We talk a lot about misogyny—and rightly so. Discrimination and mistreatment against women deserve our collective attention and continued action. But there’s a growing problem we’re not acknowledging loudly enough: misandry—the growing contempt for and neglect of men.
Recently, I watched a video where a man calmly, methodically broke it down. And I couldn’t stop thinking about it. Because what he said echoed everything I’ve seen firsthand—especially in my work as a mentor, school counselor, and veteran. I’ve walked into support groups and seen rooms full of men silently drowning—struggling with depression, shame, unemployment, isolation, and hopelessness. And you know what’s worse? Society often doesn’t see them. And if it does, it rarely cares.
Let’s be clear: less than 1% of Americans serve in the military. That means the men who put their lives on the line for this country are already a small, self-selecting group. Yet somehow, we still have homeless veterans. That reality alone should shock us. I’ve navigated the so-called support systems. It’s a maze of hotlines, voicemails, long waits, and well-meaning people offering “thoughts and prayers” but little actionable help. When you’re struggling, being handed a resource list with disconnected numbers feels like being thrown a life preserver full of holes.
Male-focused shelters? Limited. Mental health resources for men that acknowledge the unique way many of us were taught to suppress, bottle up, or “man up”? Almost nonexistent. Support groups with real funding and practical resources—not lectures or shame? Rare.
I remember reading about a man who died by suicide over $20,000 of debt. That’s the weight he was carrying—alone.
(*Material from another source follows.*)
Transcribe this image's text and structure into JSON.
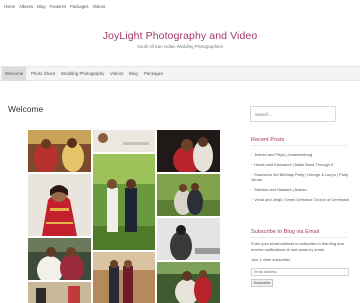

Then I watched a GoFundMe for a social media influencer raise $28,000 in days for a birthday trip. And I thought: someone could’ve saved that man’s life for less.
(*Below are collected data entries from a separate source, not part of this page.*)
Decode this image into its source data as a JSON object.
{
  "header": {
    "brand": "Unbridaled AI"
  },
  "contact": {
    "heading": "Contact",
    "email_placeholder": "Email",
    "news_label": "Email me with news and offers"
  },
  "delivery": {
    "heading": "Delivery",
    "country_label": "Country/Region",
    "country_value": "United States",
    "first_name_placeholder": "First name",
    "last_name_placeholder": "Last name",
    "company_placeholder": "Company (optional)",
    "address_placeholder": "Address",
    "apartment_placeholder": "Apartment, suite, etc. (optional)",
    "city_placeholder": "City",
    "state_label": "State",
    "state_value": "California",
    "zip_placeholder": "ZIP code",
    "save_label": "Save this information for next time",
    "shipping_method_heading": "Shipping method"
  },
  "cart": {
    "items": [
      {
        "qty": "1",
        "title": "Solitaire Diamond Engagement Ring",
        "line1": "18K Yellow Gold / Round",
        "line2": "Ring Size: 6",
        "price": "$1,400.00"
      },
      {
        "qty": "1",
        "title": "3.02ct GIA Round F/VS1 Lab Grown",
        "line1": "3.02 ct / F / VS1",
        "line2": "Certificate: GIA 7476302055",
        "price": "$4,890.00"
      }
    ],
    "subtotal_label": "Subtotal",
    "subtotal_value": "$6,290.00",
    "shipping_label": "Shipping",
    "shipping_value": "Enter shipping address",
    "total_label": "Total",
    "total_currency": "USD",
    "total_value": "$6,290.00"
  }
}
Where’s the same urgency for men?
We’ve become desensitized to male pain. We treat male suffering as collateral damage in the battle for gender equity, as if there’s only so much empathy to go around. It’s not a competition. It’s a crisis. And it’s time we admit that misandry—social, structural, and emotional—is growing.
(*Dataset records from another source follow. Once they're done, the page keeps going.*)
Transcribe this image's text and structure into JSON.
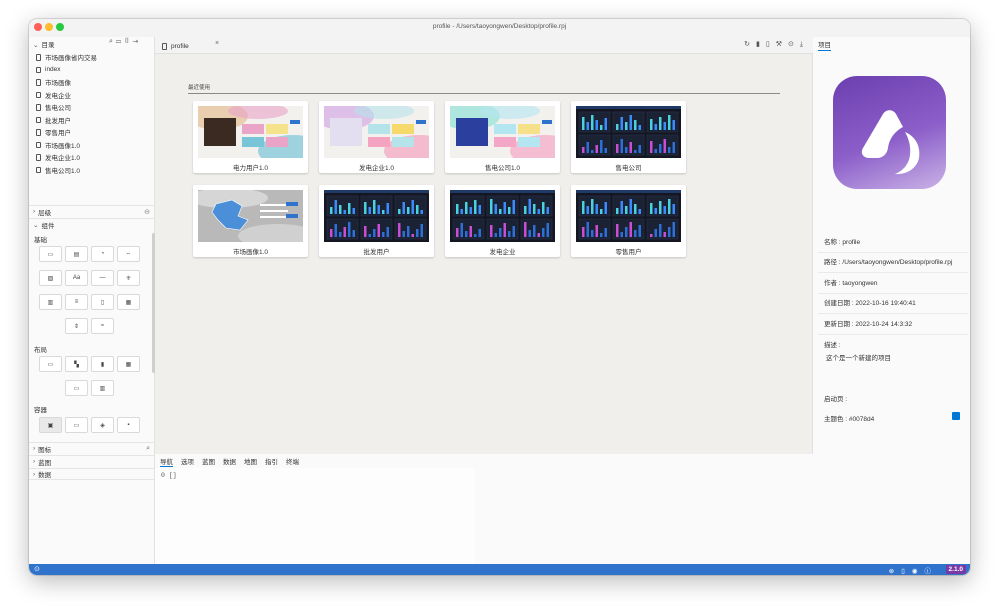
{
  "window": {
    "title": "profile - /Users/taoyongwen/Desktop/profile.rpj"
  },
  "sidebar": {
    "header_label": "目录",
    "header_icons": [
      "search-icon",
      "folder-icon",
      "file-icon",
      "login-icon"
    ],
    "files": [
      "市场画像省内交易",
      "index",
      "市场画像",
      "发电企业",
      "售电公司",
      "批发用户",
      "零售用户",
      "市场画像1.0",
      "发电企业1.0",
      "售电公司1.0"
    ],
    "sections": {
      "hierarchy": "层级",
      "components": "组件",
      "icons": "图标",
      "blueprint": "蓝图",
      "data": "数据"
    },
    "groups": {
      "basic": "基础",
      "layout": "布局",
      "container": "容器"
    },
    "basic_buttons": [
      "▭",
      "▤",
      "◔",
      "⇔",
      "▨",
      "Aa",
      "—",
      "⁜",
      "▥",
      "≡",
      "▯",
      "▦",
      "⇕",
      "≈"
    ],
    "layout_buttons": [
      "▭",
      "▚",
      "▮",
      "▦",
      "▭",
      "▥"
    ],
    "container_buttons": [
      "▣",
      "▭",
      "◈",
      "▪"
    ]
  },
  "editor": {
    "tab_label": "profile",
    "toolbar_icons": [
      "refresh-icon",
      "mobile-icon",
      "page-icon",
      "hammer-icon",
      "play-icon",
      "download-icon"
    ],
    "recent_label": "最近使用",
    "cards": [
      {
        "label": "电力用户1.0",
        "theme": "light"
      },
      {
        "label": "发电企业1.0",
        "theme": "light"
      },
      {
        "label": "售电公司1.0",
        "theme": "light"
      },
      {
        "label": "售电公司",
        "theme": "dark"
      },
      {
        "label": "市场画像1.0",
        "theme": "map"
      },
      {
        "label": "批发用户",
        "theme": "dark"
      },
      {
        "label": "发电企业",
        "theme": "dark"
      },
      {
        "label": "零售用户",
        "theme": "dark"
      }
    ]
  },
  "bottom": {
    "tabs": [
      "导航",
      "选项",
      "蓝图",
      "数据",
      "地图",
      "指引",
      "终端"
    ],
    "console_line": "0  []"
  },
  "right": {
    "tab_label": "项目",
    "name": "名称 : profile",
    "path": "路径 : /Users/taoyongwen/Desktop/profile.rpj",
    "author": "作者 : taoyongwen",
    "created": "创建日期 : 2022-10-16 19:40:41",
    "updated": "更新日期 : 2022-10-24 14:3:32",
    "desc_label": "描述 :",
    "desc_value": "这个是一个新建的项目",
    "start_page": "启动页 :",
    "theme_color_label": "主题色 : #0078d4",
    "theme_color": "#0078d4"
  },
  "status": {
    "version": "2.1.0",
    "accent": "#2f73cc"
  }
}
Look at how often men are mocked for expressing emotions. How often struggling fathers are painted as lazy rather than unsupported. How many young boys are punished for trauma before they’re ever given help. We’re not raising boys—we’re disciplining them into silence. We’re not supporting men—we’re shaming them into burnout.
And here’s the dangerous part: misandry doesn’t always look like hate. Sometimes it looks like neglect. Sometimes it sounds like “he should’ve just asked for help,” when the reality is—he did, and no one listened.
So what do we do?
We start with truth and empathy. We build spaces—real ones, funded ones—for men to speak, heal, and grow. We stop minimizing the emotional weight men carry. We fund male shelters. We challenge harmful narratives about manhood. We tell our boys it’s okay to cry and our brothers that it’s okay to need help.
And we stop assuming that being a man means having it all together. Because the truth is: many of us are barely holding it together.
We don’t need another viral tragedy to start caring. We need the courage to act before another man becomes a headline, a statistic, or a memory.
Let’s do better. For our brothers, sons, fathers, and friends.
Because when men hurt, society hurts too.